なんだ、これなら貰った身分証明は必要ないじゃないか…


まぁ、今考えても仕方がないな。

ギルドとは関係ないしな。

「「ありがとうございます」」

「仲が良さそうですが、パーティの申告もされますか?」

「お願いします」

「ぜひお願いします!」

「仲が良いのですね、それでは名前はどうしますか?」

どうした物かな…

「月子、なにか希望はある?」

「特にないけど、二人の名前にちなんだ物が良いな」

難しいな、これで良いか?

「『月の理解者』でどうかな?」

意味は特にないけど…月子と理人から考えたらただ浮かんだだけだ。

「うん、良いね、それにしよう」

「それじゃ『月の理解者』でお願いします」

「解りました『月の理解者』ですね…はい登録しました。これで全部の手続きは終わりました」

お礼を言い立ち去ろうとすると受付嬢が話し掛けてきた。

「冒険者は実績が全てです、実績があれば上に昇り詰められます、頑張って下さい」

「「はい」」

月子が居るから野宿は不味いな、安い宿の相談も必要だ。

とりあえず、お金もあるし、今日は遅いから、明日から色々頑張るか。

その為にはとりあえず宿について教えて貰わないと。

「この辺りで安く泊まれる宿はありますか?」

「それなら、当ギルドの仮部屋は如何ですか? 1日2食付いて銅貨3枚、これは地方から出て来た初心者冒険者の支援だからかなりお得ですよ...但し最長で20日間まで、依頼を2日間で1回は受けて貰えなわないと出て行ってもらう条件です!」

何だか凄く親切な気がします。

「「お願いします」」

「場所はすぐ裏です。食事はここの酒場で冒険者カードを出せば貰えます。
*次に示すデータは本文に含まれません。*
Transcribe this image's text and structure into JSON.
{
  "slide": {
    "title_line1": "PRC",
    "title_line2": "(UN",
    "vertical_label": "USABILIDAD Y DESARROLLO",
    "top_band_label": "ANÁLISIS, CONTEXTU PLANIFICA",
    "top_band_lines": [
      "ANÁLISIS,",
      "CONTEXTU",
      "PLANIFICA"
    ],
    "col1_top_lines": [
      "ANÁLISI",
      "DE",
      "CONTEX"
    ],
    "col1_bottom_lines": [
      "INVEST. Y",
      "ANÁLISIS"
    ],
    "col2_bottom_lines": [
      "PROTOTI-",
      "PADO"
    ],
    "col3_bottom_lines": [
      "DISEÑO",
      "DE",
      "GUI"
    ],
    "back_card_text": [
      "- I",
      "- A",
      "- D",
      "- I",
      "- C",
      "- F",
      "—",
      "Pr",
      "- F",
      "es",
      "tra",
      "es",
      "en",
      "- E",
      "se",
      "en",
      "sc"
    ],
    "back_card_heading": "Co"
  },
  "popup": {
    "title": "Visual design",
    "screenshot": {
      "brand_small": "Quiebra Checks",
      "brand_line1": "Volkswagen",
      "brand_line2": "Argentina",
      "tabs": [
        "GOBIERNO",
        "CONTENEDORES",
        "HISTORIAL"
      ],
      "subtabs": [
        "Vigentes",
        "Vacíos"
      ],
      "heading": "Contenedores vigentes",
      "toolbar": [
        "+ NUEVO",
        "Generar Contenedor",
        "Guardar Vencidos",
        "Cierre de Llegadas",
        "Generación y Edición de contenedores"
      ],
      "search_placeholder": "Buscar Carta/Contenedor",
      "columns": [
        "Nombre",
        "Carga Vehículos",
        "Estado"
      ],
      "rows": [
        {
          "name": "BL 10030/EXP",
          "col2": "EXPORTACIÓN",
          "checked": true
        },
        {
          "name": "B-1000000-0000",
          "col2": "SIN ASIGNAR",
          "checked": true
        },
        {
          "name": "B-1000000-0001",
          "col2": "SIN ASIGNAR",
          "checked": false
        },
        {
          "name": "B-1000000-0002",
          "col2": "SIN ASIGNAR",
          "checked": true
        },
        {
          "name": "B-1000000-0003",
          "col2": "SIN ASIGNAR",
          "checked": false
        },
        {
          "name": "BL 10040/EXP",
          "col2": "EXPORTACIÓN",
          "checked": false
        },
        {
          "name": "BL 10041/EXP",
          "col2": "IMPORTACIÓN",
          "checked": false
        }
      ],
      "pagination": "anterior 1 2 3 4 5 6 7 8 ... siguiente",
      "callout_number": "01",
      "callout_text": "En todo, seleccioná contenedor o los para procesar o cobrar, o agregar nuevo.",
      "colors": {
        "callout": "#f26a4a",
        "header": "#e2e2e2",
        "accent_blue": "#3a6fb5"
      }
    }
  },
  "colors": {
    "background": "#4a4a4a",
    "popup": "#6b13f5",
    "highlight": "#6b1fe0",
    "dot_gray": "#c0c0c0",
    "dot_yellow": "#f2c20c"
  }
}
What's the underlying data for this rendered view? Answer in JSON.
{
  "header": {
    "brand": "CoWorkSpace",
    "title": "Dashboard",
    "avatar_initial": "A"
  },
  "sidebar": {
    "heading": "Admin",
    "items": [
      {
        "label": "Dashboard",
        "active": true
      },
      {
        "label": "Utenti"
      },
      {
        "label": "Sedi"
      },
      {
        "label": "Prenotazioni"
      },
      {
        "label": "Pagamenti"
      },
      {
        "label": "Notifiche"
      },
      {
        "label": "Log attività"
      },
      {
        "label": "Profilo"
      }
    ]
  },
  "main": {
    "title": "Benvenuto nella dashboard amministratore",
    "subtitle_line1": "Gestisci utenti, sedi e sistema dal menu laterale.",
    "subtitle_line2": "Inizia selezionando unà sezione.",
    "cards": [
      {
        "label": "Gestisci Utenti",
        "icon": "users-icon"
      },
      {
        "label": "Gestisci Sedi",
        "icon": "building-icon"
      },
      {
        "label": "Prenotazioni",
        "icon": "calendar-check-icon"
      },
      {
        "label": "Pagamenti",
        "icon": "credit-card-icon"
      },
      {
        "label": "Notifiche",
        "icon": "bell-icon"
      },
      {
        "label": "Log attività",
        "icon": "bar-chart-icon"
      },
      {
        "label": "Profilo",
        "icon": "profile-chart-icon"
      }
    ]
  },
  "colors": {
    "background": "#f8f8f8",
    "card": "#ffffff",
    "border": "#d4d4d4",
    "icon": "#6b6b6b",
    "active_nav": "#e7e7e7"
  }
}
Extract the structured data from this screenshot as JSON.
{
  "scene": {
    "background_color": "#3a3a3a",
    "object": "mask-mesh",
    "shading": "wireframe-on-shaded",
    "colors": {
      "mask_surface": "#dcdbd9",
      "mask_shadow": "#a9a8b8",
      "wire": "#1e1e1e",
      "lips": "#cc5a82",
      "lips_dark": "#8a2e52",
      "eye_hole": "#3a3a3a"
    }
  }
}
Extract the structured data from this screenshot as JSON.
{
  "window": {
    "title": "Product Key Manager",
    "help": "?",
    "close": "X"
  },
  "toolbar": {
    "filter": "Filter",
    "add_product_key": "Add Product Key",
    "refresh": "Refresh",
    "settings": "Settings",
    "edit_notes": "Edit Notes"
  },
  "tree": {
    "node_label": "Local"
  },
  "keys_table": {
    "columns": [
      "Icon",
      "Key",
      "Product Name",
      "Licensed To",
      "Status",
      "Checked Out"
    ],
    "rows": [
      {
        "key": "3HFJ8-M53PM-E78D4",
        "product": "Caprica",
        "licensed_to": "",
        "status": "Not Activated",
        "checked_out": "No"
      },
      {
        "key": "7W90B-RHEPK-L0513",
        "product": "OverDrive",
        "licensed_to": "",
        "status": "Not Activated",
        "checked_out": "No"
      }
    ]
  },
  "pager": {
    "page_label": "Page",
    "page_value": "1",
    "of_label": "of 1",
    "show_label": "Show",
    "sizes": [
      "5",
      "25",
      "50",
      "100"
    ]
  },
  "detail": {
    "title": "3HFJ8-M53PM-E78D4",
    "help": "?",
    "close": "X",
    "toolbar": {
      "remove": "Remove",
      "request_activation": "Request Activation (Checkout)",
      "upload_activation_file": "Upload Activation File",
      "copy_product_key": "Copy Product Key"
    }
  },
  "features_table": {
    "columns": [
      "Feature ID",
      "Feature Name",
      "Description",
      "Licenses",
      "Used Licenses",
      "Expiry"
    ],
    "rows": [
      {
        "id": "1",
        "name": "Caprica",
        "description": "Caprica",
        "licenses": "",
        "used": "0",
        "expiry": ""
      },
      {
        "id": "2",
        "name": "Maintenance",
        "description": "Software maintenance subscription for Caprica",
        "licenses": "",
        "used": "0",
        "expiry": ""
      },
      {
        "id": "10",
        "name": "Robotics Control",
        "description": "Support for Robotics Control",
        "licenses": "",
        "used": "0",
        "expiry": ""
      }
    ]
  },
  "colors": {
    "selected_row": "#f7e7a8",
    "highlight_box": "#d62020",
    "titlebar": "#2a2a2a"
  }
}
便利でしょう」

「「本当に便利ですね」」

「あくまで支援ですので」

「「ありがとうございました」」

俺たちは、酒場で早速、食事を貰いに行った。

見た感じは給食みたいだ。

パンにミルクの様な物、何かの焼肉、スープがついている。

味は調味料の少ない給食みたいだ。

月子も黙って食べているから、多分同じ感想じゃないかな。

それを平らげると2人して部屋に早速行ってみた。

あらかじめ部屋番を教わり、鍵を貰っていたので部屋に入った

部屋の広さは狭く、ベットとテーブルだけで一杯一杯だ、ベットには毛布が2枚ある。

狭いけど、屋根があって暖かい毛布もある。

銅貨3枚、二人で銅貨6枚じゃ文句は言えないな。

「待てよ…二人で1部屋なのか、不味いよな、ちょっとギルド迄行ってくる」

「理人くん、私達パーティだから1部屋なんじゃないかな? これから先野営とかでも一緒に過ごすんだから…慣れる意味でこれで良いんじゃない?」

仲が良いとはいえ男女一緒で良いのか?

「月子はそれで良いのか?」

「うん、理人くんならね…信頼しているから」

「そうか、月子が良いなら…良いや」

お互いが別々の毛布を被り一緒のベッドで寝た。

月子は声を殺して泣いていた。
「うっうっううっ」

こんな異世界で放り出されたらそうなるだろう…

だが、何故だ…本当なら月子みたいに不安になる筈だ。

俺はどうしてか解らないが不安にならない。

月子の手が俺の方に差し出された。

口に出すのは無粋だな。

そっと俺は差し出された月子の手を握った。

此処は20日間で出ないといけない、それまでに真面な宿屋に泊まり生活が出来るようにしないとな…

まぁ明日から頑張る、それしか無いな。